Sir Aubrey de Vere, in his little-known poem Mary Tudor, struck a right chord, in putting into the mouth of the unhappy Queen the words:—
Vampyre Calumny
Shall prey on my remains. My name shall last
To fright the children of the race I love.
But the real Mary was perhaps a truer prophet, when she foresaw the dawn of a better day, and chose for her motto the device—
Veritas temporis filia.
FOOTNOTES:
[708] Boswell’s Life of Samuel Johnson, LL.D., vol. v., p. 156.
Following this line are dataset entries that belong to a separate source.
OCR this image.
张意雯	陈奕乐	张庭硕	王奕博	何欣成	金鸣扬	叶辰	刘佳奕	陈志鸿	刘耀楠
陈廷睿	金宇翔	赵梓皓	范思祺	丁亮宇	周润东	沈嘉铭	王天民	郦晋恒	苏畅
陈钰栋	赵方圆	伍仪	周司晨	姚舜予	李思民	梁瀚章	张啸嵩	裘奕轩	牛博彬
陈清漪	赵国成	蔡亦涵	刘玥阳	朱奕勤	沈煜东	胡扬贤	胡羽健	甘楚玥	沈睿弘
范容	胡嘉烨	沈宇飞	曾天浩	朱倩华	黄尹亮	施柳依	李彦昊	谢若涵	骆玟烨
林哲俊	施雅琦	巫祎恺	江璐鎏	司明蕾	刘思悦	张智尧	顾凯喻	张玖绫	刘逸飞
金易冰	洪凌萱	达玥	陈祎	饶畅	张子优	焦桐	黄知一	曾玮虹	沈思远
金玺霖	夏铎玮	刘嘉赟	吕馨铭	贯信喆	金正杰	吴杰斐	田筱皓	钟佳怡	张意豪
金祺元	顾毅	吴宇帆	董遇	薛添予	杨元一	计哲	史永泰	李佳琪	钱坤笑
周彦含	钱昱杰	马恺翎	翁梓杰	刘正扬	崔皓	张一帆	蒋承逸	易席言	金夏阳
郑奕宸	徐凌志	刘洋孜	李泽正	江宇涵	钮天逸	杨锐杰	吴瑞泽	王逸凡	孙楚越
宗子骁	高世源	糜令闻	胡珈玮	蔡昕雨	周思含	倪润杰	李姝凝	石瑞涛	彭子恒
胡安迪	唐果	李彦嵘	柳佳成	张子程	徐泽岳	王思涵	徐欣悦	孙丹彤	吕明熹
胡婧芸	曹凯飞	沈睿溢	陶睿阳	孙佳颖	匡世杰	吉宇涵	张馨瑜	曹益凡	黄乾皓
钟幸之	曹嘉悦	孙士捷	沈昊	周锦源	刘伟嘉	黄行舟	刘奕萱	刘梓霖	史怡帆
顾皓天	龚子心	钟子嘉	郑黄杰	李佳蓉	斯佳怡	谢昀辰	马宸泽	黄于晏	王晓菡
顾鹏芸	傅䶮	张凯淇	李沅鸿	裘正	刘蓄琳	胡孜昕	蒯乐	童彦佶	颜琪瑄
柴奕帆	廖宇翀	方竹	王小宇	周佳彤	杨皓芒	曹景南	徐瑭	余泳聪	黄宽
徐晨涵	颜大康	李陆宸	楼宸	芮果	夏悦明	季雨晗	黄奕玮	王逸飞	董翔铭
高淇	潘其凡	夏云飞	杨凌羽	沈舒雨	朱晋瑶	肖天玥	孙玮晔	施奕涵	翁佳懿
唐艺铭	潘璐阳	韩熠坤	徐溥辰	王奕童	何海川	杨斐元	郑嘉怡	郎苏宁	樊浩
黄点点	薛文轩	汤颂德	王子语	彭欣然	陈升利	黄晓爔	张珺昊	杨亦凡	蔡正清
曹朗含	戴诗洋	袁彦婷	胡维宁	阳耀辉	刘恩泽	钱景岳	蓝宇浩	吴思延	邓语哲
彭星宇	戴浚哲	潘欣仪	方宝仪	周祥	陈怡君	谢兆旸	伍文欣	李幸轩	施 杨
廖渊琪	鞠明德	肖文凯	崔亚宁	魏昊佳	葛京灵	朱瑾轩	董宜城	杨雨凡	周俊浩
[709] Peter Frarin of Antwerp, Master of Arts, and Bachelor of both laws, writing in the next reign says enthusiastically: “I could declare unto you how the traitorous gospellers of England gathered a main host against their most virtuous lady Queen Marie, the rare treasure, the peerless jewel, the most perfect pattern and example of our days. How they shot arrows and darts against her court gates, conspired her death, devised to poison and kill her with a dagg at one time, with a privy dagger at another time, reviled her, called her bastard, butcher; printed seditious books against her, wherein they railed at her like hell-hounds, and named her traitorous Marie, mischievous Marie” (An oration against the unlawful insurrection of the Protestants of our time under Pretence to reform Religion, Louvain, 1565).